Skeeter Pee includes a step where you sorbate/k-meta and add like 8 cups of sugar. You didn't do that? Mead, is well mead....give it another three years. You either like it dry, or your palate just is not there yet.

BUT let's look at racking a bit deeper. Do you mean you only racked once, except the meads?

Your right I didn't back sweeten. And in fact that seems to be the common factor. And yes for the cheaper items I only racked once. But the meads at least 3 times over 6 months. Like I said my first mead was great. But I did back sweeten that one and not this second one. So I'll just let it age and age. My last bottle of the 1st mead is 3 yrs old and is great.
 
Your right I didn't back sweeten. And in fact that seems to be the common factor. And yes for the cheaper items I only racked once. But the meads at least 3 times over 6 months. Like I said my first mead was great. But I did back sweeten that one and not this second one. So I'll just let it age and age. My last bottle of the 1st mead is 3 yrs old and is great.

I thought that might have been it, lack of sugar on the backend. S'ok, perfect opportunity to keep a bottle of simple syrup mixed up & just sweeten each glass to taste. Any guests you share a bottle with will likely love the chance to craft their own glass. Just imagining the unsweetened SkeeterPee...ick, big pucker face.
 
saramc said:
I thought that might have been it, lack of sugar on the backend. S'ok, perfect opportunity to keep a bottle of simple syrup mixed up & just sweeten each glass to taste. Any guests you share a bottle with will likely love the chance to craft their own glass. Just imagining the unsweetened SkeeterPee...ick, big pucker face.

Thanks for the help. I'll try that and see how it goes. Anyways would make it a higher gravity or adding in sugar over time in the fermentors help from having to back sweeten? Sometimes I rather avoid adding in sorbate.
 
Thanks for the help. I'll try that and see how it goes. Anyways would make it a higher gravity or adding in sugar over time in the fermentors help from having to back sweeten? Sometimes I rather avoid adding in sorbate.

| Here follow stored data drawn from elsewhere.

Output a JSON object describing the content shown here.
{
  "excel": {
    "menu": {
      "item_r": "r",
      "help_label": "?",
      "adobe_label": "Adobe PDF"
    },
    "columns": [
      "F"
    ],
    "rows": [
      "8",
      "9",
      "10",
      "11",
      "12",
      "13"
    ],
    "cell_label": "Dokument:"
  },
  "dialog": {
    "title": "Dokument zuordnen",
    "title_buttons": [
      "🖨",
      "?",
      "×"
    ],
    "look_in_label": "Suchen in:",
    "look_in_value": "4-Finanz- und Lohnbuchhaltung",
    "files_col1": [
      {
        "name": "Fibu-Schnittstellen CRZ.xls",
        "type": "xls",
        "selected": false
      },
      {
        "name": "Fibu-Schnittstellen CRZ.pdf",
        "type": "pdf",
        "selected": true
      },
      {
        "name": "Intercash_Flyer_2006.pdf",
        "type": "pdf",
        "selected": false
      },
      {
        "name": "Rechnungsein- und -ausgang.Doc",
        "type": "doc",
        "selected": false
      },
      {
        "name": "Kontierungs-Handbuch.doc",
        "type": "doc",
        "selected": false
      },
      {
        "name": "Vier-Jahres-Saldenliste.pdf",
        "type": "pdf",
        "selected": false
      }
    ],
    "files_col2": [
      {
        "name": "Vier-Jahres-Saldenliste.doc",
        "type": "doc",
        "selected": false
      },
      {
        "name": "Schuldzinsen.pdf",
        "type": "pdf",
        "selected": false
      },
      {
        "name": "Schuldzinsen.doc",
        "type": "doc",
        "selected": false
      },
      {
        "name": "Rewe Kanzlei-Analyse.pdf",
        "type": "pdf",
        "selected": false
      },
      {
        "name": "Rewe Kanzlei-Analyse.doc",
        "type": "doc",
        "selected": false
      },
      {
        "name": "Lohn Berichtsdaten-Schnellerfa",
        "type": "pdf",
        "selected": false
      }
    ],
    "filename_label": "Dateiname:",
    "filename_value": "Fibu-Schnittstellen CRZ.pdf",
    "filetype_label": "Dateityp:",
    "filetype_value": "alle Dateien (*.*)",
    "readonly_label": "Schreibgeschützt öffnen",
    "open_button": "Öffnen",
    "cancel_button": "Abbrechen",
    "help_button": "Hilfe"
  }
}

It is really easier to just ferment dry, crafting the ACV you desire paired with an appropriate yeast, and stabilizing with sorbate and k-meta once clear, degassed, lees free...and then backsweeten. You can play with choosing a yeast based on alcohol toxicity and then figuring out what OG you will need, assuming yeast die off due to alcohol toxicity and you get a natural residual sugar. The thing is the tolerance range is just a range, not a guarantee that yeast will die off at 12-14%, etc. But definitely fun once you get a few done. You can also pasteurize to kill the yeast, skip sorbate. Just a personal choice.

For OG of 1.100 or higher I actually step feed the sugar. Start around 1.080 and when SG drops by 0.020 feed it more sugar. This makes for a happier yeast too.